Fed Holds Interest Rate Steady To Fight Still-Too-High Inflation.

Fed Holds Interest Rate Steady To Fight Still-Too-High Inflation

  • The Federal Reserve is keeping its key interest rate at its highest since 2001 in an effort to push down inflation, in a widely anticipated move.
  • The central bank indicated its willingness to keep interest rates higher for longer until high inflation is vanquished.
  • Hopes the Fed would cut rates soon have dimmed as inflation has proven more stubborn than expected at the beginning of the year.
  • The Fed funds rate staying high influences interest rates on all kinds of loans, and keeps upward pressure on borrowing costs for mortgages and credit cards among other things.

The cost of living is still rising too fast for the Federal Reserve, and the Fed is keeping interest rates high to fight inflation.

Members of the central bank’s policy committee voted unanimously Wednesday to keep the crucial fed funds rate in its current range of 5.25% to 5.50%. Officials held the rate at its highest since 2001 to fight inflation that’s run too high for comfort in the first few months of 2024 and is still far from the central bank's target of a 2% annual rate.

In an official statement, Fed officials acknowledged that progress against inflation has stalled, necessitating keeping interest rates high to discourage borrowing and spending and cool down the economy.

“In recent months, there has been a lack of further progress toward the Committee’s 2% inflation objective.” the Federal Open Market Committee said in a statement, adding language that was absent from the statement the group made when it previously met in March.

In response, the central bank is likely to keep the fed funds rate higher for longer than previously thought, Federal Reserve Chair Jerome Powell said at a press conference.

"We’ve stated that we do not expect that it will be appropriate to reduce the target range for the federal funds rate until we have gained greater confidence that inflation is moving sustainably toward 2%," He said. "So far this year, the data have not given us that greater confidence ... It is likely that gaining such greater confidence will take longer than previously expected." 

Data is Driving Fed to Hold Rates For Longer

Fed officials have said data have driven their interest rate decisions, and the data has pushed policymakers in a more pessimistic direction as they assess their efforts to quell high inflation that flared up as the economy reopened from the pandemic. 

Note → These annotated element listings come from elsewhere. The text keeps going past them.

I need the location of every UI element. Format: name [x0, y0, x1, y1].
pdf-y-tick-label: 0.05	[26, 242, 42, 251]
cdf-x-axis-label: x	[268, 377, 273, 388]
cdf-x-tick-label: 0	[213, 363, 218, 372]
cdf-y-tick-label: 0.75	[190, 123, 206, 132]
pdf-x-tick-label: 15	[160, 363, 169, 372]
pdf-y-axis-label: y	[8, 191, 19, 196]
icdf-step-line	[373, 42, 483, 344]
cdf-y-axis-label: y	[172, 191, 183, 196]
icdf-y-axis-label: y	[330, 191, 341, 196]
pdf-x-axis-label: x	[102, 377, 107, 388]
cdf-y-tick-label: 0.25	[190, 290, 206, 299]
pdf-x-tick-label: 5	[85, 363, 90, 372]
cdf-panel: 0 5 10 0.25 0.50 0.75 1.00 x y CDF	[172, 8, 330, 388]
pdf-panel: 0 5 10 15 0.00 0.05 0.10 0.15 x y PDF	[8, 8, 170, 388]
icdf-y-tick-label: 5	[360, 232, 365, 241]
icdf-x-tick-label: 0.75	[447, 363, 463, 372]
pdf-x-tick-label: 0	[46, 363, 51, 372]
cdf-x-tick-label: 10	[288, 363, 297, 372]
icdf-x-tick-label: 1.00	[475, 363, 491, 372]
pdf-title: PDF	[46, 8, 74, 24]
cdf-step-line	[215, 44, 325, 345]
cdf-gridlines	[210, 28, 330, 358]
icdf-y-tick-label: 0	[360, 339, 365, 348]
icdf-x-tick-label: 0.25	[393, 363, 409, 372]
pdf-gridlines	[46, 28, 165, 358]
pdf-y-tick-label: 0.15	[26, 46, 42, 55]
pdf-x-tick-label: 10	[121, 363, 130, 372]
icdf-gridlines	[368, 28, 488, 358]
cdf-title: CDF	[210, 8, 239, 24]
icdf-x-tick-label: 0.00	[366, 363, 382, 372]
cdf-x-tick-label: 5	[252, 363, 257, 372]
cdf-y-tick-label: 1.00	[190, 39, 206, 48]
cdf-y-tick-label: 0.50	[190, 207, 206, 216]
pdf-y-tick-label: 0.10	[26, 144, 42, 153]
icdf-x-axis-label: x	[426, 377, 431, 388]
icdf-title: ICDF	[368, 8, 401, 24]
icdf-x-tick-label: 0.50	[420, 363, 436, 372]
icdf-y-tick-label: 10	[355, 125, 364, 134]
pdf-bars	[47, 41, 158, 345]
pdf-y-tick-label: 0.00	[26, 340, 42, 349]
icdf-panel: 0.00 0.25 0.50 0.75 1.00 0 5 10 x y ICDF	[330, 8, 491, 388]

The annual inflation rate, as measured by the Consumer Price Index, had fallen to the 3% range at the outset of the year, down from its recent peak at 9.1% in June 2022. But the Fed’s goal of a 2% annual rate got farther away, as it rose to 3.5% as of March, dampening hopes that the Fed would be able to cut interest rates this summer. 

Powell, however, dismissed the immediate need for another rate hike to tame stubborn inflation.

"I think it’s unlikely that the next policy rate move will be a hike,” Powell told reporters at Wednesday’s post-FOMC-statement press conference.

Other reports have shown that almost any way you measure it, the economy is running hot despite interest rate hikes since March 2022 that were supposed to cool it down: wage increases are accelerating, home prices are hitting record highs, and jobs remain plentiful—meaning there is little pressure on the Fed to cut interest rates to stimulate the economy and prevent a recession.

A lower fed funds rates would reduce upward pressure on interest rates for mortgages, credit cards, business loans, and other types of credit that currently come with borrowing costs at or near their highest in decades.

Fed Eases Quantitative Tightening

In another expected move, the central bank said it was slowing down the pace at which it was selling off securities from its balance sheet to $25 billion per month from $60 billion per month.

This process, known as "quantitative tightening," removes money from financial markets. It is a reversal of the "quantitative easing" campaign it engaged in during the pandemic, when it did the opposite, buying assets such as mortgage-backed securities in order to stimulate markets, and the economy, with more money.

While this move was widely anticipated, some forecasters weren't expecting the Fed to back off its tightening campaign as much as it did, with many experts predicting it would slow down to $30 billion per month.

"The Fed turns down the dial on QT a bit more than expected, which, while not a rate cut, is a dovish move," Ernie Tedeschi, former chief economist at the White House Council of Economic Advisors posted on social media platform X.